No club has managed to win back-to-back titles since Saudi Arabia's Al Ittihad completed the feat in 2005, following up their win over South Korea's Seongnam Ilhwa the previous season with success against Al Ain from the United Arab Emirates.
But 16 years later and with Ulsan flying high at home under new coach Hong Myung-bo, the South Koreans go into their meeting in Ulsan with the reigning Japanese champions in a confident mood.
Ulsan won the title last year in a coronavirus-affected competition played in Doha, defeating Iran's Persepolis in the final as the trophy returned to South Korea for the sixth time in 15 years.
That title win was a belated success for Kim Do-hoon, who stepped down from the helm of the team after a series of near-misses in domestic competition.
His replacement is an icon of South Korean football.
As player, Hong led the country to the semi-finals of the 2002 World Cup and was head coach of the Olympic team when South Korea won the bronze medal in London in 2012.
The 52-year-old former defender has had a positive impact on Ulsan, turning them from the K-League's nearly men to a team that leads rivals Jeonbuk Motors by four points in the standings.

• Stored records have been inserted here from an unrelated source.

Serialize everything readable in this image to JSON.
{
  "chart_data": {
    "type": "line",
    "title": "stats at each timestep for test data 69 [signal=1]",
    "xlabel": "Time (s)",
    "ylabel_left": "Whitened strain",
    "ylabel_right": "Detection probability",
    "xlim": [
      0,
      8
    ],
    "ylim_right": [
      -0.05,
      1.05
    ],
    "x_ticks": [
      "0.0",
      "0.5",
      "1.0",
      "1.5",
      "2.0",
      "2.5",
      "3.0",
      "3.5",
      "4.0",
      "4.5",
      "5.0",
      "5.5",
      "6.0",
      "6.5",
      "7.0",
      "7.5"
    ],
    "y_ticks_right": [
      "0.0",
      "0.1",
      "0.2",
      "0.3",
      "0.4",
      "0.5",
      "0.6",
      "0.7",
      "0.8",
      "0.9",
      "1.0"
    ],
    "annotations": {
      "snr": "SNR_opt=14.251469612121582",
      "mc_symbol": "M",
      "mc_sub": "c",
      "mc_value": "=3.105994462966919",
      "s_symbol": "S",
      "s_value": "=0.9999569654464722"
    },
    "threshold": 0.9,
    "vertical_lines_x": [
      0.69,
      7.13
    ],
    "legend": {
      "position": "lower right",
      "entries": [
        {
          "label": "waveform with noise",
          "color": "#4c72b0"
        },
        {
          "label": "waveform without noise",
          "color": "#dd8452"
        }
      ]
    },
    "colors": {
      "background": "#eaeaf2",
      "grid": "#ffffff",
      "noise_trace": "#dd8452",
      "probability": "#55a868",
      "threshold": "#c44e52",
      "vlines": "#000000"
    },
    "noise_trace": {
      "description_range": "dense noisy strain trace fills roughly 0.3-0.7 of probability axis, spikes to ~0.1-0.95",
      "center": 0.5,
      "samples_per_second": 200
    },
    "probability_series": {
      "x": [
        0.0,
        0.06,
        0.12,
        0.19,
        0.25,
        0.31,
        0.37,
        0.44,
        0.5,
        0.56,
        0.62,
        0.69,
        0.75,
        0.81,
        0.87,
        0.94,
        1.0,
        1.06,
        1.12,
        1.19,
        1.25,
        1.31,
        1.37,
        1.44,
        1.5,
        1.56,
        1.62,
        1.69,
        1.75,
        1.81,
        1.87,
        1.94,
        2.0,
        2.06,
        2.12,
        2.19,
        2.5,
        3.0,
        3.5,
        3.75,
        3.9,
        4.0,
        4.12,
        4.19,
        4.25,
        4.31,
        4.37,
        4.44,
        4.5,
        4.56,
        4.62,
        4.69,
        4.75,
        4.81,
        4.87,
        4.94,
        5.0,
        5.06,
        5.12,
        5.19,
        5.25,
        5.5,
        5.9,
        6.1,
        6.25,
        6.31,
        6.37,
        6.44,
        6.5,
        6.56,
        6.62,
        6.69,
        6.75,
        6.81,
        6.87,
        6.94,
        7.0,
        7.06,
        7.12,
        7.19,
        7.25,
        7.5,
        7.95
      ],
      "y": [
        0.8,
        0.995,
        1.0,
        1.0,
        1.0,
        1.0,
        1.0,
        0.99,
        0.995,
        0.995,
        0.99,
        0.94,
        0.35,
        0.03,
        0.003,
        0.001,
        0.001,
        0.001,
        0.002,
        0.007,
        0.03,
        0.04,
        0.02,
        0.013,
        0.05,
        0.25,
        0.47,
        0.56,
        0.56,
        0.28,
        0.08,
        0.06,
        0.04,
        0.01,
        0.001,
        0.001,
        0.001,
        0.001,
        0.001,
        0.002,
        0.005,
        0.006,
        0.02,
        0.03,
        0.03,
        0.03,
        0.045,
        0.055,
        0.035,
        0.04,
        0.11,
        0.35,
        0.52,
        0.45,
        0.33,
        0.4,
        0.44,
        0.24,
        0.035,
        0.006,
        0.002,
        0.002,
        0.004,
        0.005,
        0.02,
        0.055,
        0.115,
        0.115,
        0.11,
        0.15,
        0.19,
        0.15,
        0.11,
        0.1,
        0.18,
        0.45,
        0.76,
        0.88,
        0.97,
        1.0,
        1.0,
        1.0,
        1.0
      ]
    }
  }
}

In the Asian Champions League, Hong steered his side serenely through the group phase and now Ulsan face the challenge of a Kawasaki side with their own ambitions of a first continental title.
"I came to Ulsan because I want to win titles," the club's Georgian midfielder Valeri Qazaishvili told the Asian Football Confederation's official website.
"They are the defending champions, so they know how to win this competition. So I hope I can help the team achieve it again."
Ulsan and Kawasaki have met on four occasions in recent seasons, while Japanese and Korean clubs have dominated the competition, with 10 of the last 15 editions won by outfits from one country or the other.
This week's meeting is one of three in the Round of 16 to feature match-ups between clubs from the two countries, with Cerezo Osaka meeting Pohang Steelers and Nagoya Grampus taking on Daegu FC.
COVID-19 concerns have forced organisers to alter the format of this year's competition, with matches in the knockout phase being played on a single-leg basis rather than as home-and-away clashes.
Other fixtures see two-time champions Jeonbuk Motors facing Thailand's BG Pathum United while in the west Persepolis, runners-up in 2018 and 2020, take on newcomers Istiklol from Tajikistan.
Saudi Arabia's Al Hilal, who won the title in 2019, face Iranian side Esteghlal while their compatriots Al Nassr meet Tractor FC, also from Iran.
The remaining last 16 fixture is an all-United Arab Emirates affair as Sharjah play Al Wahda.